Sosyalizm, ancak doğayla, insanlarla ve kültürlerle uyumlu olduğunca düzeni sağlar. Bunun için de her türlü ayrımcılığı eler.
Birinde ayrımcılık yapılması, diğerinde ayrımcılığın elenmesi, sermayecilik ile sosyalizm arasındaki bir farktır ama talidir. Başka bir deyişle talidir ama uygulamanın sonucu olarak ortaya çıkan ayırt edici bir farktır.
Sosyalist bir düzenin kurulamaması ya da kurulduysa sürekli saldırı sonucu yıkılması halinde sosyalistler ayrımcılık konusundaki farka vurgu yaparlar. Sermayecilikte şu ya da bu insan grubuna nasıl ayrımcılık yapıldığını gösterirler.

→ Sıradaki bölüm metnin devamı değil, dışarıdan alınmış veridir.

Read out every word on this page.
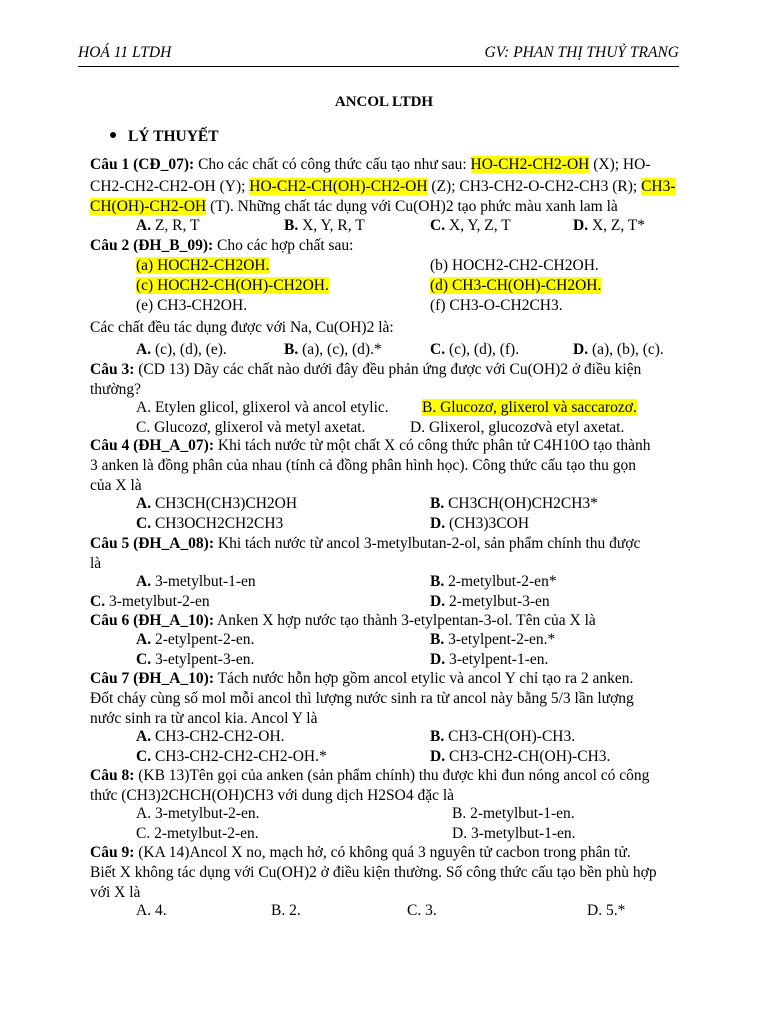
HOÁ 11 LTDH	GV: PHAN THỊ THUỶ TRANG
ANCOL LTDH
LÝ THUYẾT
Câu 1 (CĐ_07): Cho các chất có công thức cấu tạo như sau: HO-CH2-CH2-OH (X); HO-
CH2-CH2-CH2-OH (Y); HO-CH2-CH(OH)-CH2-OH (Z); CH3-CH2-O-CH2-CH3 (R); CH3-
CH(OH)-CH2-OH (T). Những chất tác dụng với Cu(OH)2 tạo phức màu xanh lam là
A. Z, R, T	B. X, Y, R, T	C. X, Y, Z, T	D. X, Z, T*
Câu 2 (ĐH_B_09): Cho các hợp chất sau:
(a) HOCH2-CH2OH.	(b) HOCH2-CH2-CH2OH.
(c) HOCH2-CH(OH)-CH2OH.	(d) CH3-CH(OH)-CH2OH.
(e) CH3-CH2OH.	(f) CH3-O-CH2CH3.
Các chất đều tác dụng được với Na, Cu(OH)2 là:
A. (c), (d), (e).	B. (a), (c), (d).*	C. (c), (d), (f).	D. (a), (b), (c).
Câu 3: (CD 13) Dãy các chất nào dưới đây đều phản ứng được với Cu(OH)2 ở điều kiện
thường?
A. Etylen glicol, glixerol và ancol etylic. B. Glucozơ, glixerol và saccarozơ.
C. Glucozơ, glixerol và metyl axetat.	D. Glixerol, glucozơvà etyl axetat.
Câu 4 (ĐH_A_07): Khi tách nước từ một chất X có công thức phân tử C4H10O tạo thành
3 anken là đồng phân của nhau (tính cả đồng phân hình học). Công thức cấu tạo thu gọn
của X là
A. CH3CH(CH3)CH2OH	B. CH3CH(OH)CH2CH3*
C. CH3OCH2CH2CH3	D. (CH3)3COH
Câu 5 (ĐH_A_08): Khi tách nước từ ancol 3-metylbutan-2-ol, sản phẩm chính thu được
là
A. 3-metylbut-1-en	B. 2-metylbut-2-en*
C. 3-metylbut-2-en	D. 2-metylbut-3-en
Câu 6 (ĐH_A_10): Anken X hợp nước tạo thành 3-etylpentan-3-ol. Tên của X là
A. 2-etylpent-2-en.	B. 3-etylpent-2-en.*
C. 3-etylpent-3-en.	D. 3-etylpent-1-en.
Câu 7 (ĐH_A_10): Tách nước hỗn hợp gồm ancol etylic và ancol Y chỉ tạo ra 2 anken.
Đốt cháy cùng số mol mỗi ancol thì lượng nước sinh ra từ ancol này bằng 5/3 lần lượng
nước sinh ra từ ancol kia. Ancol Y là
A. CH3-CH2-CH2-OH.	B. CH3-CH(OH)-CH3.
C. CH3-CH2-CH2-CH2-OH.*	D. CH3-CH2-CH(OH)-CH3.
Câu 8: (KB 13)Tên gọi của anken (sản phẩm chính) thu được khi đun nóng ancol có công
thức (CH3)2CHCH(OH)CH3 với dung dịch H2SO4 đặc là
A. 3-metylbut-2-en.	B. 2-metylbut-1-en.
C. 2-metylbut-2-en.	D. 3-metylbut-1-en.
Câu 9: (KA 14)Ancol X no, mạch hở, có không quá 3 nguyên tử cacbon trong phân tử.
Biết X không tác dụng với Cu(OH)2 ở điều kiện thường. Số công thức cấu tạo bền phù hợp
với X là
A. 4.	B. 2.	C. 3.	D. 5.*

Buna karşı sermayeci yanıt, uyumsuz insan türlerini, bir kimlik ile tanımlayıp bu kimlik üzerinden kurulmuş haklar aracılığıyla sermayeci ilişkilere uygun hale getirmeye çalışmaktır.
Kadın hakları, eşcinsel hakları, şu ya da bu etnisiteye yönelik haklar, dar sermayeci ilişki kalıplarına uymayan kadını, eşcinseli, şu ya da bu etnisiteden insanı, farklı biçimde çerçeveleyip sermayeci süreçlere adapte etmeye yarar. Bizzat tanımı gereği kaçınılmaz olarak ayrımcı olduğu açık olsa bile bu hakların ayrımcılığa karşı geliştirildiği düşündürülmeye çalışılır.
Güya sosyalistin, görevinin -ayrımcılığa karşıymış gibi gözüken ama has ayrımcı olan- hakları saptayıp savunma olduğunu düşünmesi, sermayeci süreçlerde çıkan aksaklıkları saptayıp yamama görevini yüklenmesidir. Bu durum umudunu kesmiş eski sosyalistin, sermayeci ilişkiler içinde kendine yer bulmasından başka bir şey değildir.
* * *
Kürtler, yoğun olarak yaşadıkları bölgede padişahlık döneminden beri geniş bir özerkliğe sahiptir. Ancak bu özerklik, Kürtleri Türkiye’nin geri kalanından toplumsal olarak yalıtıp şeyh, şıh, ağa, bey olarak küçük bir Kürt grubun diğer Kürtler üzerindeki tahakkümü anlamına geldi. Diğer Kürtler üzerinde tahakkümü bulunan egemen Kürtler, Kürtlerin Türkiye’nin ve dünyanın kalanındaki tahakküm ilişkilerine entegrasyonunda aracı oldular.
Kürtler arasındaki tahakküm ilişkileri, sermayecilik dışı feodal denilebilecek türdendi. 1980’den sonra o bölgenin kentleşmesinin zorunlu hale gelmesi, feodal ilişkilerin sürdürülmesini olanaksızlaştıracak bir süreci başlattı.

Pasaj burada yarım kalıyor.